Auguste Comte memiliki dua karya
besar yang melambungkan namanya, berikut penjelasan mengenai karya Comte:
1. Dua jilid buku yang berjudul Cours
de Philosophie Positive, jilid pertama terbit pada tahun 1830, dan jilid
kedua terbit pada tahun 1842, pada buku tersebut dijelaskan oleh Comte bahwa
sosiologi merupakan ilmu tertinggi.
2. Empat jilid buku yang berjudul Systeme
de Politique Positive, karya tersebut berisi penawaran Comte mengenai
rencana reorganisasi masyarakat, dan karya tersebut beliau selesaikan pada
tahun 1851.
Auguste Comte mempercayai
bahwasannya pada akhirnya nanti, dunia akan dipimpin oleh sosiolog-pendeta, dia
berpendapat seperti itu karena dia juga sangat dipengaruhi oleh latar belakang
kekatolikannya, yang pada akhirnya, Comte juga memiliki banyak penganut dari
ajarannya di negara yang menjadi tempat kelahirannya yaitu Prancis, maupun
Negara-negara lainnya. Auguste Comte meninggal pada tanggal 5 September 1857.

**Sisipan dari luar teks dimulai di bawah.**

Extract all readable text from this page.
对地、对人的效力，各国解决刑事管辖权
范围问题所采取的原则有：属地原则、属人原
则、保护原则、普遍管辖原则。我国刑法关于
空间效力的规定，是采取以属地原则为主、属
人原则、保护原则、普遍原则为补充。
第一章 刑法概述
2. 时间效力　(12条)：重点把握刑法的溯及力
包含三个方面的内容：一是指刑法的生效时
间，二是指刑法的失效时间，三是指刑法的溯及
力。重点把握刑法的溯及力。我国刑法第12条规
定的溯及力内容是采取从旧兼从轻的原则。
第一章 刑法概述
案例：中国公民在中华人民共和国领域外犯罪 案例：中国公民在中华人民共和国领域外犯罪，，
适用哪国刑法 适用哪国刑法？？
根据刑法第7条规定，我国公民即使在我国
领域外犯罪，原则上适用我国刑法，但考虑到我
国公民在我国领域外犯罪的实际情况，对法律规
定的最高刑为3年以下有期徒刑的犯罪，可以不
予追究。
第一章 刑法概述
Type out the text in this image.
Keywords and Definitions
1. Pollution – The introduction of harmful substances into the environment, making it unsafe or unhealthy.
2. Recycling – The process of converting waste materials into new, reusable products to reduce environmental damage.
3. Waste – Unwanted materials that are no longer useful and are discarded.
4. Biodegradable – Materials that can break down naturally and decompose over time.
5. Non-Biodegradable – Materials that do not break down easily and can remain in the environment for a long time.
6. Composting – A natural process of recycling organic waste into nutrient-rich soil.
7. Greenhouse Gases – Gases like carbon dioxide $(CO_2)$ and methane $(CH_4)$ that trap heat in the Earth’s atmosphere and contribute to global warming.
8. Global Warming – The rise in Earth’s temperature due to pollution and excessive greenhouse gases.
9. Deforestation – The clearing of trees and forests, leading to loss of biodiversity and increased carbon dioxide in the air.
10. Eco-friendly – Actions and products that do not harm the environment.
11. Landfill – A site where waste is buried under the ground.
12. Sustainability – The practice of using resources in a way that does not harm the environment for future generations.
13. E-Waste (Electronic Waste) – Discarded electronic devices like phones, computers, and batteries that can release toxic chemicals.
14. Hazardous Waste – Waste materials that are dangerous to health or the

Comte adalah orang pertama yang
menggunakan istilah sosiologi. Ia berpendapat bahwasannya evolusi alamiah
masyarakatlah yang akan menimbulkan perbaikan pada semua lini masyarakat, bukan
dengan melakukan perubahan-perubahan revolusioner dengan menggunakan strategi
reformasi sosial saja, karena menurut Comte reformasi social hanya berfungsi
sebagai penunjang terhadap terjadinya perubahan sosial, inti kekuatan penggerak
dari perubahan masyarakat tersebut adalah ada pada evolusi sosial.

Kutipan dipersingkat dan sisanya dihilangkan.